Posted: Tue Jul 16, 2024 9:06 am
by StephenGoranson
In other words, mary helena, you have, for your story, no proof.

Re: Fernando Bermejo-Rubio latest article June 2024

Posted: Tue Jul 16, 2024 9:35 am
by maryhelena
StephenGoranson wrote: Tue Jul 16, 2024 9:06 am In other words, mary helena, you have, for your story, no proof.
Nobody has any proof that the gospel figure of Jesus was a historical figure.

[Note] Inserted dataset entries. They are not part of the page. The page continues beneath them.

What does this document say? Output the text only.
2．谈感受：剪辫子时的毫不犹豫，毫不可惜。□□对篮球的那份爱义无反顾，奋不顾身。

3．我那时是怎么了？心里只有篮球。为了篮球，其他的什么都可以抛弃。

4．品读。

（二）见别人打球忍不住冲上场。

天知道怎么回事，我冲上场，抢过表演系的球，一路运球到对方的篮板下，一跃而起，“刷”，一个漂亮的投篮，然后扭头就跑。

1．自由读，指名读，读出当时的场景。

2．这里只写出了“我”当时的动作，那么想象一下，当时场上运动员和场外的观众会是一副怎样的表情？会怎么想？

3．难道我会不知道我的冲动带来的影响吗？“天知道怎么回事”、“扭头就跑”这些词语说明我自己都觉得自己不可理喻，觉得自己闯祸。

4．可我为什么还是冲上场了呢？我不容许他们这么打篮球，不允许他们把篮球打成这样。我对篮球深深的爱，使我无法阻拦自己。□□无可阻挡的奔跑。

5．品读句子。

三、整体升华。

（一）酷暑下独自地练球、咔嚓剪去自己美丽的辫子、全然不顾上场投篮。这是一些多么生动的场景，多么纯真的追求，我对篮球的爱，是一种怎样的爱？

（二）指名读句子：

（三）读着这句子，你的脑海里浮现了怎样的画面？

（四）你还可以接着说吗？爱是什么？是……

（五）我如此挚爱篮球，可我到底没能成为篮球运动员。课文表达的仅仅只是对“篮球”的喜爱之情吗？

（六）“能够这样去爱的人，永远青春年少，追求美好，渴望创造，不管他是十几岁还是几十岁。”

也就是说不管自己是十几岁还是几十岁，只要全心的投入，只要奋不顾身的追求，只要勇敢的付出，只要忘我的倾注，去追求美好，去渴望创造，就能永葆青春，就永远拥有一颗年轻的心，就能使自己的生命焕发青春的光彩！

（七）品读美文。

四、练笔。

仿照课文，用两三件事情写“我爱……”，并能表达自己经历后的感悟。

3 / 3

What proof we do have is that Rome executed the last King and High Priest of the Jews. The Hasmonean, Antigonus.
Josephus states that Mark Antony beheaded Antigonus (Antiquities, XV 1:2 (8–9). Roman historian Cassius Dio says that he was crucified and records in his Roman History: "These people [the Jews] Antony entrusted to a certain Herod to govern; but Antigonus he bound to a cross and scourged, a punishment no other king had suffered at the hands of the Romans, and so slew him."[5] In his Life of Antony, Plutarch claims that Antony had Antigonus beheaded, "the first example of that punishment being inflicted on a king."[6]
https://en.m.wikipedia.org/wiki/Antigonus_II_Mattathias

Let me repeat. Nobody has historical evidence that the gospel Jesus was a historical figure. Nobody.

All we can do is attempt, from Jewish history, to create a narrative that can throw some light upon the gospel story.... And thereby throw some light upon early Christian origins.

Now Stephen, if you don't mind, I would prefer to get back to considering what Bermejo Rubio has to say in his 40 page article in the Journal for the study of the historical Jesus.